Biden ve Starmer Ukrayna'ya destek sözü verdi, Kiev'e uzun menzilli füze verme kararını erteledi

Washington ve Londra Putin'in tehditlerini reddetti

ABD Başkanı Joe Biden ve İngiltere Başbakanı Keir Starmer ile Washington DC'deki Beyaz Saray'ın Mavi Odasında bir araya geldi (EPA)
ABD Başkanı Joe Biden ve İngiltere Başbakanı Keir Starmer ile Washington DC'deki Beyaz Saray'ın Mavi Odasında bir araya geldi (EPA)
TT

Biden ve Starmer Ukrayna'ya destek sözü verdi, Kiev'e uzun menzilli füze verme kararını erteledi

ABD Başkanı Joe Biden ve İngiltere Başbakanı Keir Starmer ile Washington DC'deki Beyaz Saray'ın Mavi Odasında bir araya geldi (EPA)
ABD Başkanı Joe Biden ve İngiltere Başbakanı Keir Starmer ile Washington DC'deki Beyaz Saray'ın Mavi Odasında bir araya geldi (EPA)

ABD Başkanı Joe Biden ve İngiltere Başbakanı Keir Starmer, ABD'nin Kiev'e uzun menzilli ATACMS füzeleri sağlama planlarına ilişkin herhangi bir açıklama yapmadan ve İngiltere'nin Ukrayna'ya Storm Shadow silahları sağlama niyetine açıklık getirmeden, Ukrayna'ya olan sarsılmaz desteklerini bir kez daha teyit ettiler.

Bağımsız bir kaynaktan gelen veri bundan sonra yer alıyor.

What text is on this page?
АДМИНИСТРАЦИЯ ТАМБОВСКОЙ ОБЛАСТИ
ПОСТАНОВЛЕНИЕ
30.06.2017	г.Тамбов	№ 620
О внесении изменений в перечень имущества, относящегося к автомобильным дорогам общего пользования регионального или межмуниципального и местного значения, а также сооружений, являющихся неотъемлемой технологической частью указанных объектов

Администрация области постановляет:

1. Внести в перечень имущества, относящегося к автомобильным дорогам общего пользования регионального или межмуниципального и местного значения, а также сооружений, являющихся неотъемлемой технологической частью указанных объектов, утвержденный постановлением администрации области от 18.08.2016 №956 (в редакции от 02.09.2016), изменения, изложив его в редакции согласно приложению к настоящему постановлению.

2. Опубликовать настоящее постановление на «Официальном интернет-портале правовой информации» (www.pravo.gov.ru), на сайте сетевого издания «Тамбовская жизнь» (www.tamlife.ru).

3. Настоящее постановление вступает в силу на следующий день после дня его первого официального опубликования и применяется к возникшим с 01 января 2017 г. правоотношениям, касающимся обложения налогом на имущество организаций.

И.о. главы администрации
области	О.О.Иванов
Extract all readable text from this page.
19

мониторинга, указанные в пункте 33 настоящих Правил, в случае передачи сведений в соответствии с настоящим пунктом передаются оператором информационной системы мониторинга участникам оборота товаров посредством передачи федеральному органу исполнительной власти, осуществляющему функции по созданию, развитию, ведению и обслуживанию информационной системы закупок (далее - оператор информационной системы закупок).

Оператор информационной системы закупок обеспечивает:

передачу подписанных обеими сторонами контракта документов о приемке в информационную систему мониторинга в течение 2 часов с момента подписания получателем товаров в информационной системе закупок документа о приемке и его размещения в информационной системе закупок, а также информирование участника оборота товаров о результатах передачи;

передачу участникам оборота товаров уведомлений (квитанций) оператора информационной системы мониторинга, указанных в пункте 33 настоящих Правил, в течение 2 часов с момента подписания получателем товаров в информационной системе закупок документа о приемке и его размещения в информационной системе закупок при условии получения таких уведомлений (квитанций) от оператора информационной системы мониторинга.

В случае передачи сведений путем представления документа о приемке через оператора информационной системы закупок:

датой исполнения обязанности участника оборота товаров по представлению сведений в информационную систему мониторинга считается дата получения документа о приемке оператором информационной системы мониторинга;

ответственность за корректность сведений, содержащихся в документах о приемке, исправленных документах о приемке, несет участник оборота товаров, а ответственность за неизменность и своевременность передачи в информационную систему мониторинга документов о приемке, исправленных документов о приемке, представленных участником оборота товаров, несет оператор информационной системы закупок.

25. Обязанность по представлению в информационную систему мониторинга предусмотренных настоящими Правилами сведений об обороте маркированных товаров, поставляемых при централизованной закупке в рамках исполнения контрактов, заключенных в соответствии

Biden, İngiltere Başbakanı ve heyetini dün akşam (Cuma) Beyaz Saray'ın Mavi Salonunda kabul etti. İki saat sürmesi planlanan görüşme, iki liderin kritik önem taşıyan Storm Shadow füzeleri konusunda karar vermekten kaçınması nedeniyle bir buçuk saate indirildi.

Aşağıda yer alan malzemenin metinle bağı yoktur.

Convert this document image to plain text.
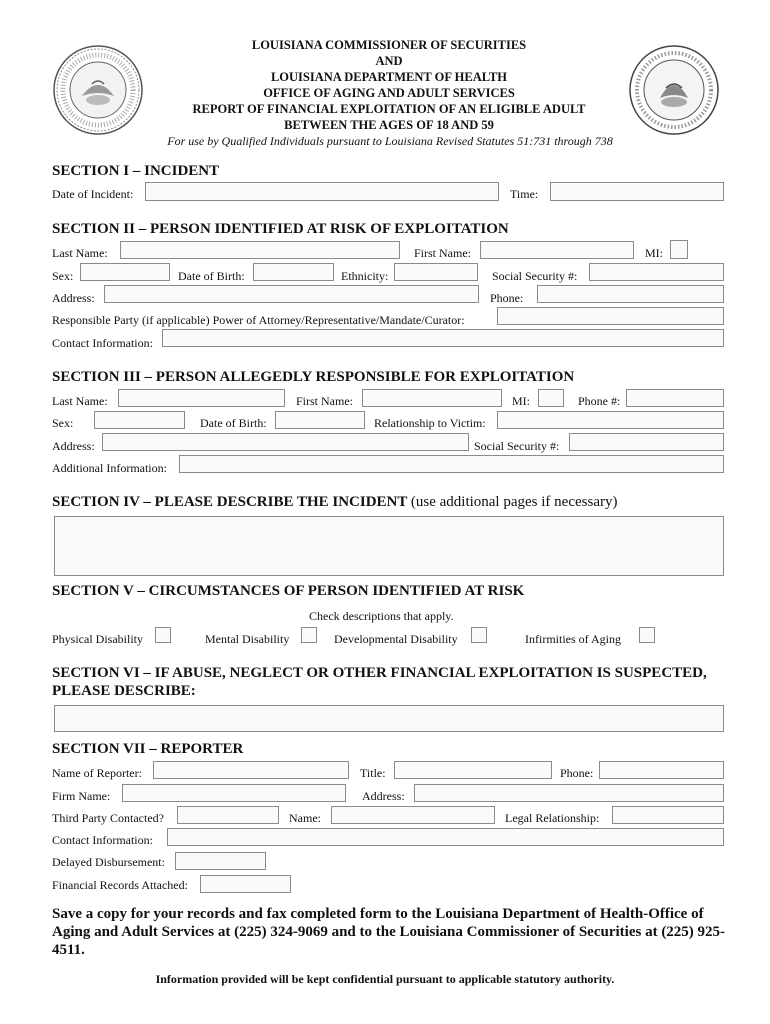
LOUISIANA COMMISSIONER OF SECURITIES
AND
LOUISIANA DEPARTMENT OF HEALTH
OFFICE OF AGING AND ADULT SERVICES
REPORT OF FINANCIAL EXPLOITATION OF AN ELIGIBLE ADULT
BETWEEN THE AGES OF 18 AND 59
For use by Qualified Individuals pursuant to Louisiana Revised Statutes 51:731 through 738
SECTION I – INCIDENT
Date of Incident:	Time:
SECTION II – PERSON IDENTIFIED AT RISK OF EXPLOITATION
Last Name:	First Name:	MI:
Sex:	Date of Birth:	Ethnicity:	Social Security #:
Address:	Phone:
Responsible Party (if applicable) Power of Attorney/Representative/Mandate/Curator:
Contact Information:
SECTION III – PERSON ALLEGEDLY RESPONSIBLE FOR EXPLOITATION
Last Name:	First Name:	MI:	Phone #:
Sex:	Date of Birth:	Relationship to Victim:
Address:	Social Security #:
Additional Information:
SECTION IV – PLEASE DESCRIBE THE INCIDENT (use additional pages if necessary)
SECTION V – CIRCUMSTANCES OF PERSON IDENTIFIED AT RISK
Check descriptions that apply.
Physical Disability	Mental Disability	Developmental Disability	Infirmities of Aging
SECTION VI – IF ABUSE, NEGLECT OR OTHER FINANCIAL EXPLOITATION IS SUSPECTED,
PLEASE DESCRIBE:
SECTION VII – REPORTER
Name of Reporter:	Title:	Phone:
Firm Name:	Address:
Third Party Contacted?	Name:	Legal Relationship:
Contact Information:
Delayed Disbursement:
Financial Records Attached:
Save a copy for your records and fax completed form to the Louisiana Department of Health-Office of Aging and Adult Services at (225) 324-9069 and to the Louisiana Commissioner of Securities at (225) 925-4511.
Information provided will be kept confidential pursuant to applicable statutory authority.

Görüşmenin başında Biden, ABD'nin Rusya'ya karşı Ukrayna'yı destekleme konusunda İngiltere ile dayanışma içinde olduğunu vurgulayarak, Putin'in Ukrayna'ya karşı savaşı kazanamayacağını ve Ukrayna halkının galip geleceğini ifade etti. Starmer ise önümüzdeki hafta ve ayların, Ukrayna'yı özgürlük savaşında desteklemeye devam etmek açısından kritik olabileceğini kaydetti.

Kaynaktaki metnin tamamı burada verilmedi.